First, he’d avoided her by sleeping on the deck and ordering the swabs to see to her needs. Now he’d left her in the cabin once more to sleep on the deck all over again because he couldn’t seem to control the storm raging inside himself. The way he’d felt when he saw her standing on the deck, so stunning, enticing, the jealousy—and, yes, he hated that jealousy was exactly what it was—that he’d felt when Constantine said he wanted to sleep with her, came back to him full force.
When he sa
w her standing on the deck of the ship, her golden locks blowing in the wind, he’d been struck with a number of emotions, besides jealousy, the strongest of which was the mind-blowing need to possess. To kill any man who dared threatened his possession. Mine. Mine. Mine.
Constantine, at once his ally and his adversary, had not let any alliance they might have ever get in the way of stealing a woman from him. In fact, he seemed to take great pride in tempting Shaw’s lovers. There had been three now that he’d stolen right out from under Shaw. Likewise, Shaw had paid him back in kind.
But this was different.
Jane wasn’t a mere wench, but his wife. And the woman he’d not been able to stop thinking about for five years. A lass who made his heart skip a beat, made his body rock hard the minute he laid his eyes on her.
Jane who came apart in his arms when he touched her and then begged him not to possess her fully.
He was still shocked that she’d promised not to leave him for any man.
Och, but any man, even fictional, made him crazy with jealousy.
Triton’s trident… He wanted to possess her, but it would seem the possession had been entirely her doing.
Shaw raked his hands through his hair and then scrubbed them over his stubbled face.
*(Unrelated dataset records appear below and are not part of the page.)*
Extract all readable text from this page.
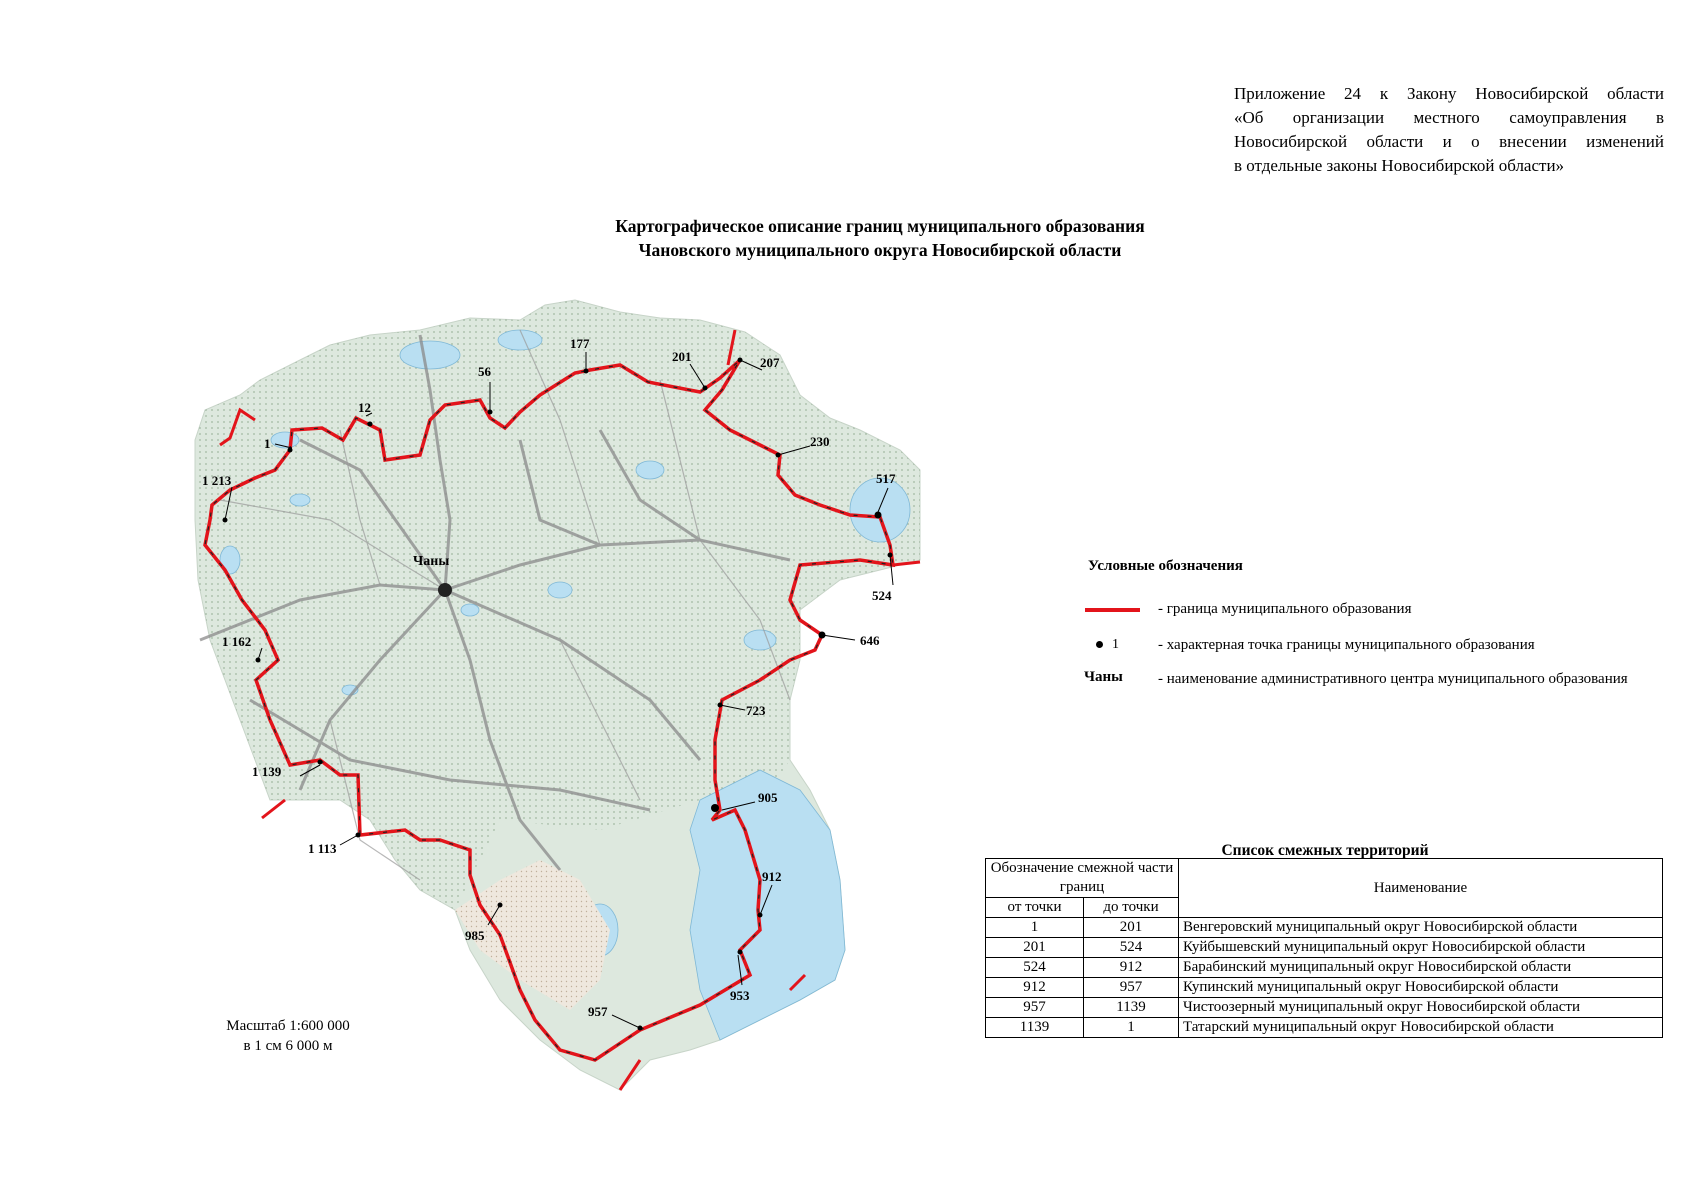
Приложение 24 к Закону Новосибирской области
«Об организации местного самоуправления в
Новосибирской области и о внесении изменений
в отдельные законы Новосибирской области»
Картографическое описание границ муниципального образования
Чановского муниципального округа Новосибирской области
Чаны
1
12
56
177
201	207
230
517
524
646
723
905
912
953
957
985
1 113
1 139
1 162
1 213
Масштаб 1:600 000
в 1 см 6 000 м
Условные обозначения
- граница муниципального образования
1	- характерная точка границы муниципального образования
Чаны - наименование административного центра муниципального образования
Список смежных территорий
Обозначение смежной части границ		Наименование
от точки	до точки	
1	201	Венгеровский муниципальный округ Новосибирской области
201	524	Куйбышевский муниципальный округ Новосибирской области
524	912	Барабинский муниципальный округ Новосибирской области
912	957	Купинский муниципальный округ Новосибирской области
957	1139	Чистоозерный муниципальный округ Новосибирской области
1139	1	Татарский муниципальный округ Новосибирской области
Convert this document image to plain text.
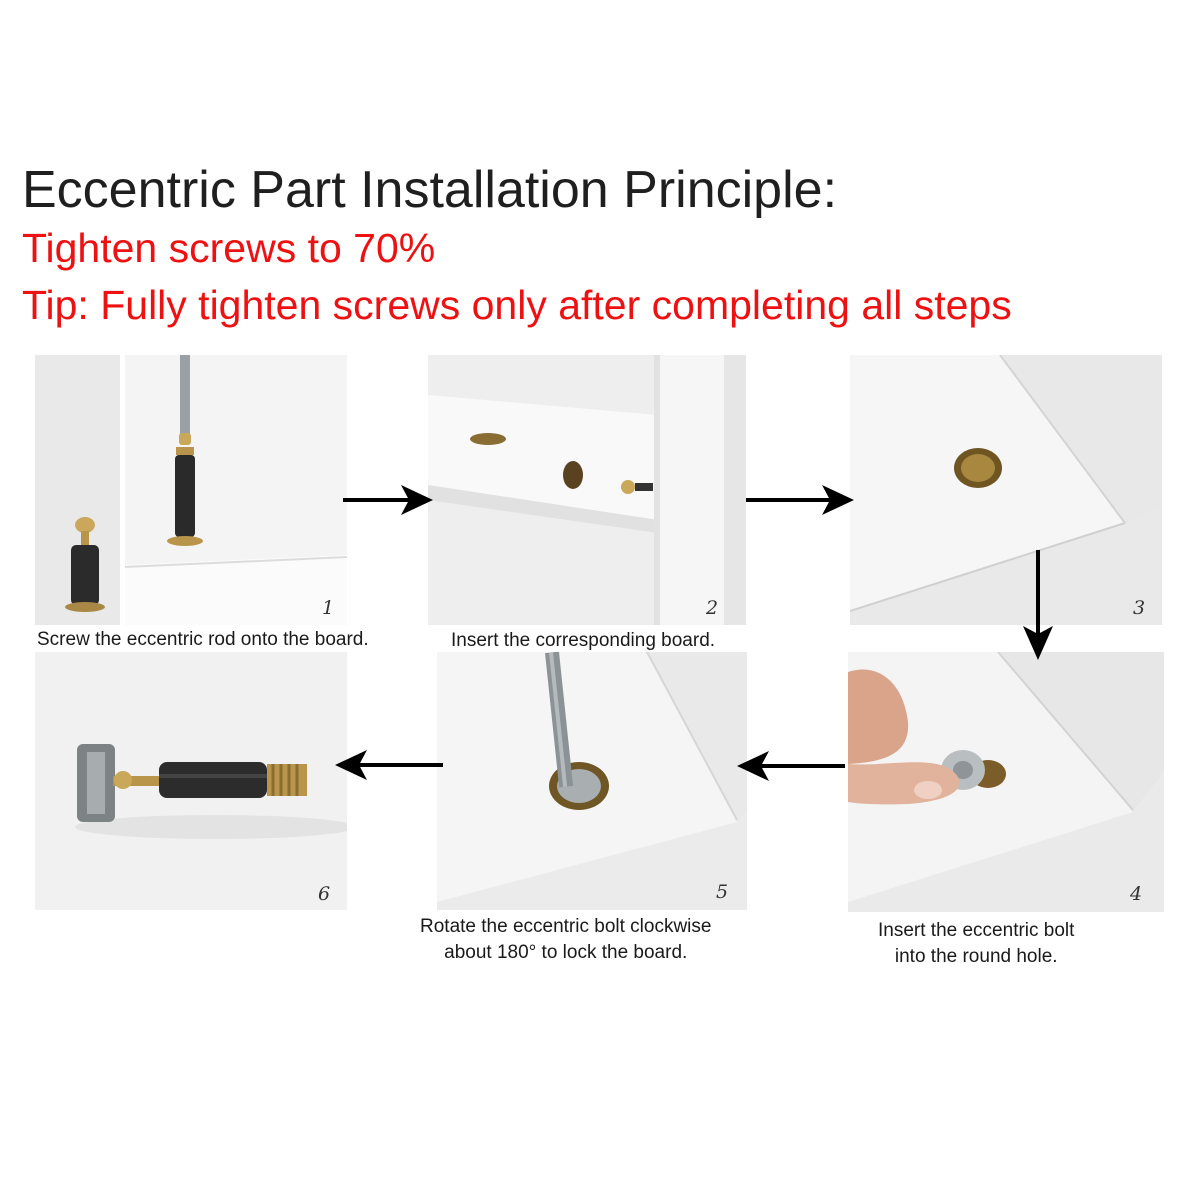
Eccentric Part Installation Principle:
Tighten screws to 70%
Tip: Fully tighten screws only after completing all steps
1	2	3
4
5
6
Screw the eccentric rod onto the board.	Insert the corresponding board.
Insert the eccentric bolt
into the round hole.
Rotate the eccentric bolt clockwise
about 180° to lock the board.
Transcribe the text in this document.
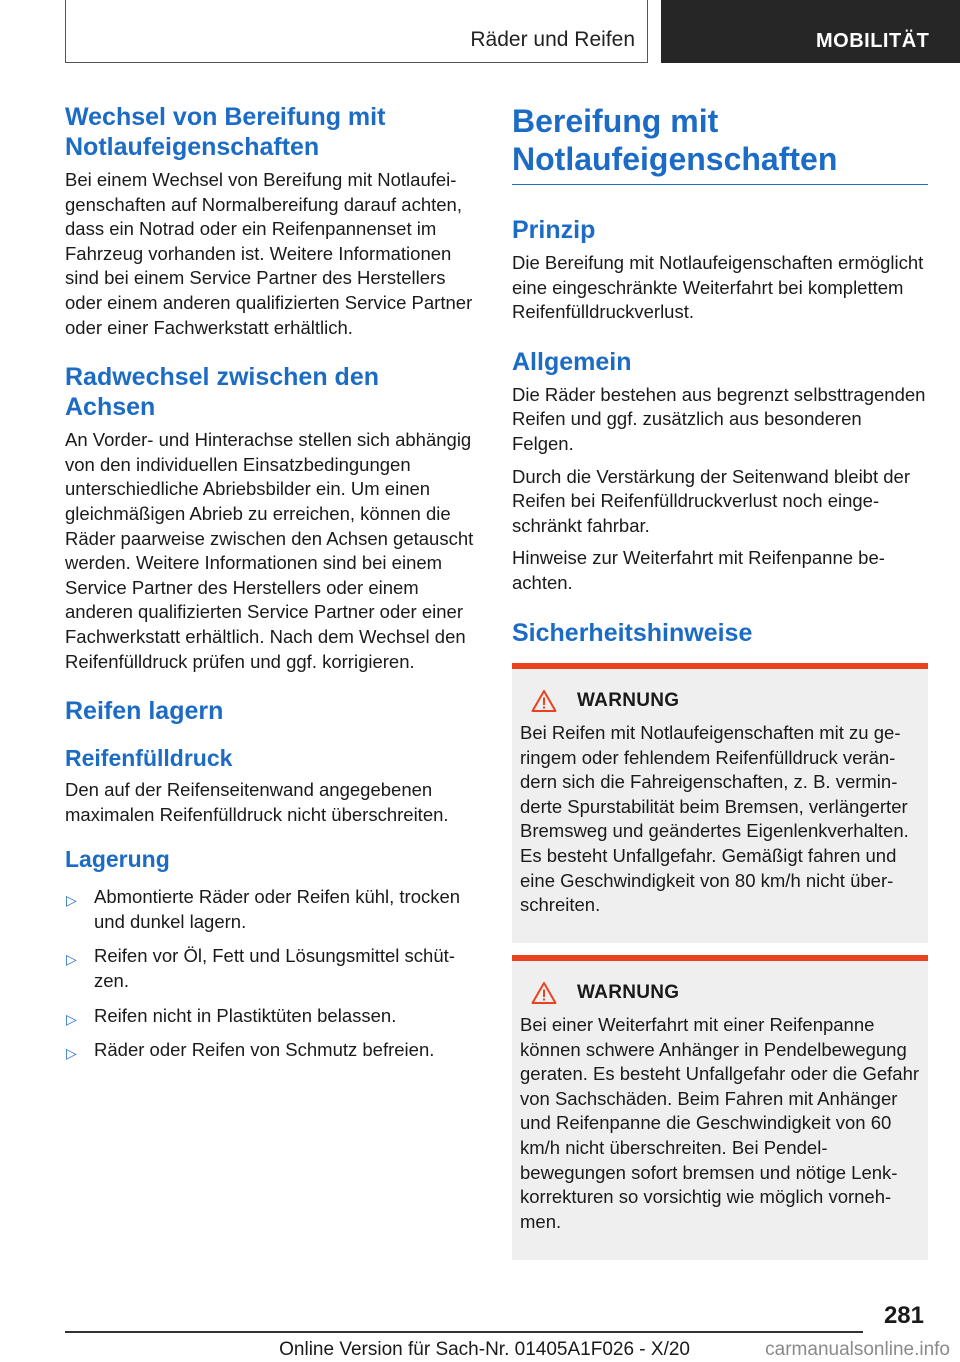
Räder und Reifen	MOBILITÄT
Wechsel von Bereifung mit Notlaufeigenschaften

Bei einem Wechsel von Bereifung mit Notlaufeigenschaften auf Normalbereifung darauf achten, dass ein Notrad oder ein Reifenpannenset im Fahrzeug vorhanden ist. Weitere Informationen sind bei einem Service Partner des Herstellers oder einem anderen qualifizierten Service Partner oder einer Fachwerkstatt erhältlich.

Radwechsel zwischen den Achsen

An Vorder- und Hinterachse stellen sich abhängig von den individuellen Einsatzbedingungen unterschiedliche Abriebsbilder ein. Um einen gleichmäßigen Abrieb zu erreichen, können die Räder paarweise zwischen den Achsen getauscht werden. Weitere Informationen sind bei einem Service Partner des Herstellers oder einem anderen qualifizierten Service Partner oder einer Fachwerkstatt erhältlich. Nach dem Wechsel den Reifenfülldruck prüfen und ggf. korrigieren.

Reifen lagern
Reifenfülldruck

Den auf der Reifenseitenwand angegebenen maximalen Reifenfülldruck nicht überschreiten.

Lagerung
▷ Abmontierte Räder oder Reifen kühl, trocken und dunkel lagern.
▷ Reifen vor Öl, Fett und Lösungsmittel schützen.
▷ Reifen nicht in Plastiktüten belassen.
▷ Räder oder Reifen von Schmutz befreien.
Bereifung mit Notlaufeigenschaften
Prinzip

Die Bereifung mit Notlaufeigenschaften ermöglicht eine eingeschränkte Weiterfahrt bei komplettem Reifenfülldruckverlust.

Allgemein

Die Räder bestehen aus begrenzt selbsttragenden Reifen und ggf. zusätzlich aus besonderen Felgen.

Durch die Verstärkung der Seitenwand bleibt der Reifen bei Reifenfülldruckverlust noch eingeschränkt fahrbar.

Hinweise zur Weiterfahrt mit Reifenpanne beachten.

Sicherheitshinweise
WARNUNG
Bei Reifen mit Notlaufeigenschaften mit zu geringem oder fehlendem Reifenfülldruck verändern sich die Fahreigenschaften, z. B. verminderte Spurstabilität beim Bremsen, verlängerter Bremsweg und geändertes Eigenlenkverhalten. Es besteht Unfallgefahr. Gemäßigt fahren und eine Geschwindigkeit von 80 km/h nicht überschreiten.
WARNUNG
Bei einer Weiterfahrt mit einer Reifenpanne können schwere Anhänger in Pendelbewegung geraten. Es besteht Unfallgefahr oder die Gefahr von Sachschäden. Beim Fahren mit Anhänger und Reifenpanne die Geschwindigkeit von 60 km/h nicht überschreiten. Bei Pendelbewegungen sofort bremsen und nötige Lenkkorrekturen so vorsichtig wie möglich vornehmen.
281
Online Version für Sach-Nr. 01405A1F026 - X/20	carmanualsonline.info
He’d barely slept with the tangle of deliberations running amuck in his head. He was quick to wake the crew and go about his day, though contemplations of Jane were never very far.
Blast it all, his life had been exceptional before she’d sent that missive. Before he’d seen her in Edinburgh.
Perfect.
Whisky, women and mayhem. The three things he loved the most.
Och, but if he were being honest, that was not the truth, for he’d enjoyed their brief sojourn five years before on the way to Iona. He’d been content with only exchanging letters with her, and disappointed when it was obvious to do so would only put her in danger.